Mobile and RFID Data Systems (MRDS) is a European company that hopes to make a big move into North America. George Rethy, president of the company’s Toronto office, agreed that the cost of transmitting data has fallen, along with the cost of RFID tags.
Rethy said that today, the RFID story plays out two ways: retailer initiatives to track products from factory to shelf and asset management, tracking employees, vehicles and high-value goods.
“Frankly, there’s not much money being made in [product tracking] right now,” he said. His company provides a wireless mobile data middleware and integration platform. MRDS’ applications can gather data from a wide variety of sensors and tags using many protocols, including Zigbee networks and bar codes. The middleware can integrate RFID data with a wide variety of enterprise software systems.
MRDS’ installations might include arming field force employees with handheld readers, then installing tags on vehicles, in the company’s physical plant and those of customers. For example, Budapest Water Utility, which has been a customer for years, uses the system to track all its heavy equipment and trucks, enable automatic water meter reading and monitor employee activity, bringing that information into its SAP back-end systems.
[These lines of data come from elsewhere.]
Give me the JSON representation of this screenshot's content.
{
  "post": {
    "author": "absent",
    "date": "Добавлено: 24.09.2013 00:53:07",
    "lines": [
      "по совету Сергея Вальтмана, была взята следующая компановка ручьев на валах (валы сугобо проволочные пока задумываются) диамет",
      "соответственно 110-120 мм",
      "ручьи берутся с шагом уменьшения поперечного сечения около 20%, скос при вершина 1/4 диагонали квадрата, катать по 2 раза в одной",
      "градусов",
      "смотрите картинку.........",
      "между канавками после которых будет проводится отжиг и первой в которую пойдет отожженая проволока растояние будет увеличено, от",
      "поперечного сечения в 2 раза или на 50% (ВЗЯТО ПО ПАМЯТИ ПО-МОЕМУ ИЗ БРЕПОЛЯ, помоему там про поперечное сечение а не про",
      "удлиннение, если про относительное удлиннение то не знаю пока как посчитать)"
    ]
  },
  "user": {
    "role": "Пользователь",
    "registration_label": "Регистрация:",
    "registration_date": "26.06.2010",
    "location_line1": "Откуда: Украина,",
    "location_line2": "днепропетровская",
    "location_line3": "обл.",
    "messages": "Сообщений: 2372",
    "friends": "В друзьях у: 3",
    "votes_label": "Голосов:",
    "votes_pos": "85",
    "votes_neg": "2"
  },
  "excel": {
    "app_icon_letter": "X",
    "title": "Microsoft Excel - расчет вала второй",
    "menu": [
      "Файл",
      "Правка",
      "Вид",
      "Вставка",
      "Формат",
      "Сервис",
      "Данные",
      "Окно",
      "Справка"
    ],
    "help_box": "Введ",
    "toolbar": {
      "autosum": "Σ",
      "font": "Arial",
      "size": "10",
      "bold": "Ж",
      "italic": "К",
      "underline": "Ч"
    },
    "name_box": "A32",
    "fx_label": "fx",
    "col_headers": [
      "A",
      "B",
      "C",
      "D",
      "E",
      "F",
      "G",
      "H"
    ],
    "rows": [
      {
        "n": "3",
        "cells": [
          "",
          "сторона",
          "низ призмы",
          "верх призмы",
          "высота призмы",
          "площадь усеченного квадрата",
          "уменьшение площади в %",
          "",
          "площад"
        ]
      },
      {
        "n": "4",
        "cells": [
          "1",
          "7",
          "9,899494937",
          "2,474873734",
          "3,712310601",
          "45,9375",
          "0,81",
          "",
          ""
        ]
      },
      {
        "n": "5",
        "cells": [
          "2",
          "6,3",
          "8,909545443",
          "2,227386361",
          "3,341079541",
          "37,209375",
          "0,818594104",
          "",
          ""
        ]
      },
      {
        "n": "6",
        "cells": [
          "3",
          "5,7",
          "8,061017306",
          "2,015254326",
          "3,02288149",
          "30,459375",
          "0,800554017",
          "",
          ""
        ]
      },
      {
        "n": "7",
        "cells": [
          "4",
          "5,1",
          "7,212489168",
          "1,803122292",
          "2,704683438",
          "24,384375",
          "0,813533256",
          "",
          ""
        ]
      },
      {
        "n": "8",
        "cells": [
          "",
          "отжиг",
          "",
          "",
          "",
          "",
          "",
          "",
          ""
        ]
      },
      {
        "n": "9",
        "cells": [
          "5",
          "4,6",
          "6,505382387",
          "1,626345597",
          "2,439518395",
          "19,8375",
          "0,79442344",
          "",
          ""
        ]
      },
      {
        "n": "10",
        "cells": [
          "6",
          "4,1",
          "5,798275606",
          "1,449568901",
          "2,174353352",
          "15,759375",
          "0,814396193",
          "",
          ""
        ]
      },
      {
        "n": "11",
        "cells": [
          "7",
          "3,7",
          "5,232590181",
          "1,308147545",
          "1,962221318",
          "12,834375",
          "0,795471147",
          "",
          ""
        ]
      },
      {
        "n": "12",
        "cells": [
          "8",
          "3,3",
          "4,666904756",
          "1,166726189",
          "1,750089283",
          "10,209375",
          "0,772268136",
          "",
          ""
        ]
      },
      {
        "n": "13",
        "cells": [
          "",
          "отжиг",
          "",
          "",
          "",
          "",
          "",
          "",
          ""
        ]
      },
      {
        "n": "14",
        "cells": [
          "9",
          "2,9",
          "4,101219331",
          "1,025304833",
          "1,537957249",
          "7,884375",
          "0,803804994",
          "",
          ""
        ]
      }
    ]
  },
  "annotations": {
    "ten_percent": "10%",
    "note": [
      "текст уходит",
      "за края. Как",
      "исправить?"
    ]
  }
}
Rethy said MDRS is about to start a pilot with a trucking company in Canada that will use sensors connecting over the very the very short-range ZigBee
“More and more companies are sharing the vision of using sensors to monitor and control their operations,” Rethy said. “This market is ripe for it.”
On the consumer front, Nokia
demonstrated RFID reader-enabled phones that could let consumers access product information from special shelves or packages equipped with tags. In the demo, placing a phone directly on the indicated spot on a shelf connected it with a wireless Web page with product information.
VeriSign Vice President of Directory Services Brian Matthews said that while tags can transmit up to three meters, the phone reader’s range was deliberately limited, to make sure that consumers have to actively seek the connection, rather than being randomly bombarded by info as they walked past shelves.
“It’s a way to add value to the EPCglobal Network,” Matthews said. VeriSign operates this network, which is designed to let manufacturers and trading partners track goods as they move through the supply chain. Matthews said that the data consumers could access might be a mix of the current product attributes produced by manufacturers and more consumer-friendly info including, possibly, coupons.
“Some product attributes, such as expiration dates, are probably inherently interesting to consumers,” he said. “We’re experimenting with adding richer kinds of information to the database.”
Nokia is shipping the RFID-enabled phones now, for use by field workers who might deliver or stock products. Matthews said that a consumer version may have to wait until the cost of the phone comes down.